La Parole de Vie et la Vérité des Ecritures dans la philosophie de Michel Henry

La vérité des Ecritures se définit comme vérité d'une Parole. Or toute parole, en général, prétend énoncer une vérité. Cette visée-de-vérité du langage, la méthode phénoménologique l'a subordonnée à l'intentionnalité, mais plus radicalement encore à la notion de phénoménalité pure - soit l'apparaître, la manifestation, ou encore dans un langage connotant le religieux la révélation pure.
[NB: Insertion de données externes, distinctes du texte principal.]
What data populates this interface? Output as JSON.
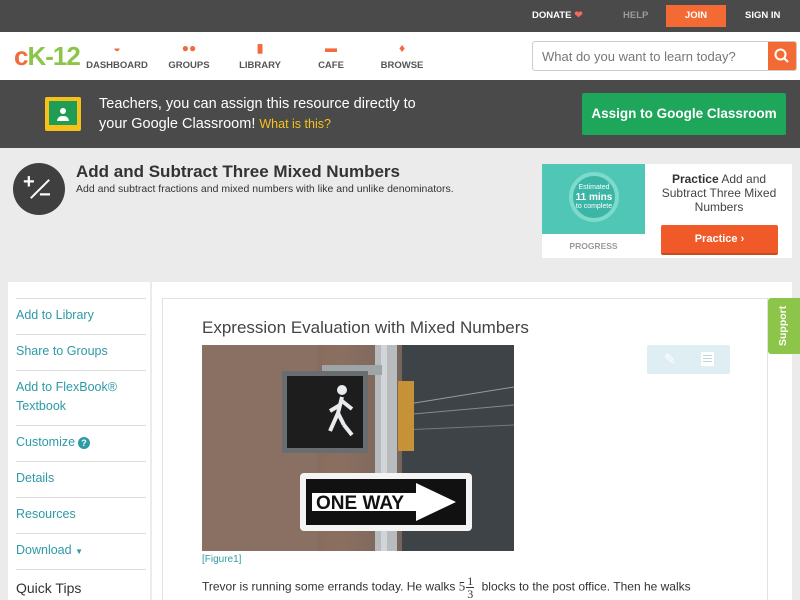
{
  "topbar": {
    "donate": "DONATE",
    "help": "HELP",
    "join": "JOIN",
    "signin": "SIGN IN"
  },
  "logo": {
    "c": "c",
    "k": "K",
    "dash": "-",
    "num": "12"
  },
  "nav": [
    {
      "label": "DASHBOARD",
      "icon": "dashboard-icon"
    },
    {
      "label": "GROUPS",
      "icon": "groups-icon"
    },
    {
      "label": "LIBRARY",
      "icon": "library-icon"
    },
    {
      "label": "CAFE",
      "icon": "cafe-icon"
    },
    {
      "label": "BROWSE",
      "icon": "browse-icon"
    }
  ],
  "search": {
    "placeholder": "What do you want to learn today?"
  },
  "banner": {
    "text_line1": "Teachers, you can assign this resource directly to",
    "text_line2": "your Google Classroom!",
    "what_link": "What is this?",
    "assign_button": "Assign to Google Classroom"
  },
  "concept": {
    "title": "Add and Subtract Three Mixed Numbers",
    "subtitle": "Add and subtract fractions and mixed numbers with like and unlike denominators."
  },
  "practice": {
    "estimated": "Estimated",
    "mins": "11 mins",
    "to_complete": "to complete",
    "progress_label": "PROGRESS",
    "title_bold": "Practice",
    "title_rest": "Add and Subtract Three Mixed Numbers",
    "button": "Practice"
  },
  "sidebar": {
    "items": [
      {
        "label": "Add to Library"
      },
      {
        "label": "Share to Groups"
      },
      {
        "label": "Add to FlexBook® Textbook"
      },
      {
        "label": "Customize"
      },
      {
        "label": "Details"
      },
      {
        "label": "Resources"
      },
      {
        "label": "Download"
      }
    ],
    "quick_tips": "Quick Tips"
  },
  "lesson": {
    "title": "Expression Evaluation with Mixed Numbers",
    "sign_text": "ONE WAY",
    "figure_ref": "[Figure1]",
    "para_start": "Trevor is running some errands today. He walks",
    "whole": "5",
    "num": "1",
    "den": "3",
    "para_end": "blocks to the post office. Then he walks"
  },
  "support_tab": "Support",
  "colors": {
    "accent": "#f36a35",
    "link": "#2e9aa6",
    "green": "#1ea65a",
    "brand_green": "#8dc54b"
  }
}
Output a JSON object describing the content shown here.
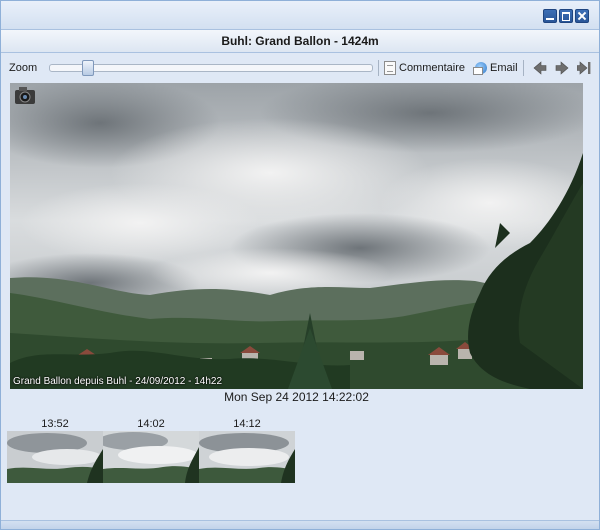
{
  "window": {
    "controls": [
      "minimize-icon",
      "maximize-icon",
      "close-icon"
    ]
  },
  "panel": {
    "title": "Buhl: Grand Ballon - 1424m"
  },
  "toolbar": {
    "zoom_label": "Zoom",
    "zoom_level": 0.05,
    "comment_label": "Commentaire",
    "email_label": "Email",
    "nav_icons": [
      "arrow-left-icon",
      "arrow-right-icon",
      "arrow-last-icon"
    ]
  },
  "photo": {
    "caption": "Grand Ballon depuis Buhl - 24/09/2012 - 14h22",
    "timestamp": "Mon Sep 24 2012 14:22:02"
  },
  "thumbnails": [
    {
      "time": "13:52"
    },
    {
      "time": "14:02"
    },
    {
      "time": "14:12"
    }
  ],
  "colors": {
    "window_bg": "#dfe8f5",
    "accent": "#2a5698",
    "border": "#8fb0d8"
  }
}
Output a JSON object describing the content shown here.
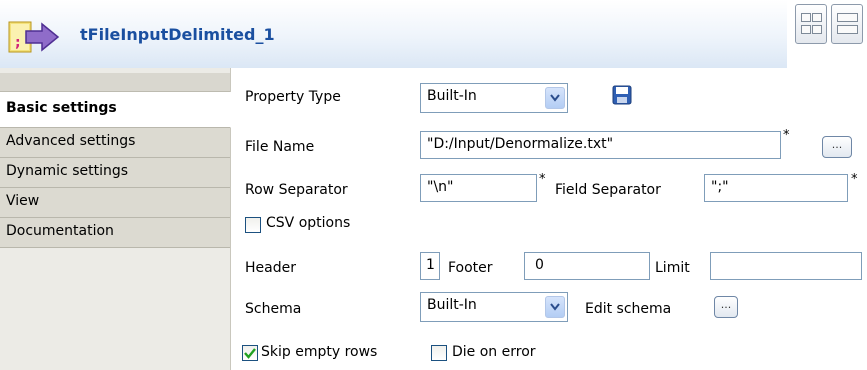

Les spécificités du phénomène langage sont rendues possibles par la phénoménalité pure du langage, la manifestation en soi du langage que traduit le terme antique de Logos. En même temps, le langage n'est pas un objet ordinaire de la recherche phénoménologique, il est partie prenante de tout processus de phénoménalisation en tant qu'il nomme, évoque, provoque la possibilité de quelque chose avant de préciser quoi que ce soit de relatif à sa nature, son sens, ou même sa réalité. Le dire est donc le mode de phénoménalisation de la phénoménalité pure. De fait, le concept de Logos est conforme à la définition husserlienne de la phénoménalité via le principe d'intentionnalité : celui-ci consiste en un "faire-voir" la "chose elle-même" en la posant comme pur corrélat de la conscience, elle est cette distanciation incluant la transcendance de l'objet et sa possibilité même. La visibilisation du visible, c'est-à-dire l'ouverture d'un horizon du monde est la condition préalable de toute vision particulière et mondaine. Si l'on en croit Heidegger, les grecs ont dès l'origine posé la réciprocité de l'apparaître et du dire, de l'Etre (en ce sens purement ontologique) et du Logos, dans la mesure où seul le mot - plus exactement la parole qui l'énonce - peut évoquer l'être en renonçant à préciser l'étant. Le Logos dévoilant est à la fois différent de ce qu'il dévoile (pas de confusion du mot et de la chose), indifférent à tout objet (il révèle le monde sans distinction), et incapable par lui-même de causer l'existence de quoi que ce soit.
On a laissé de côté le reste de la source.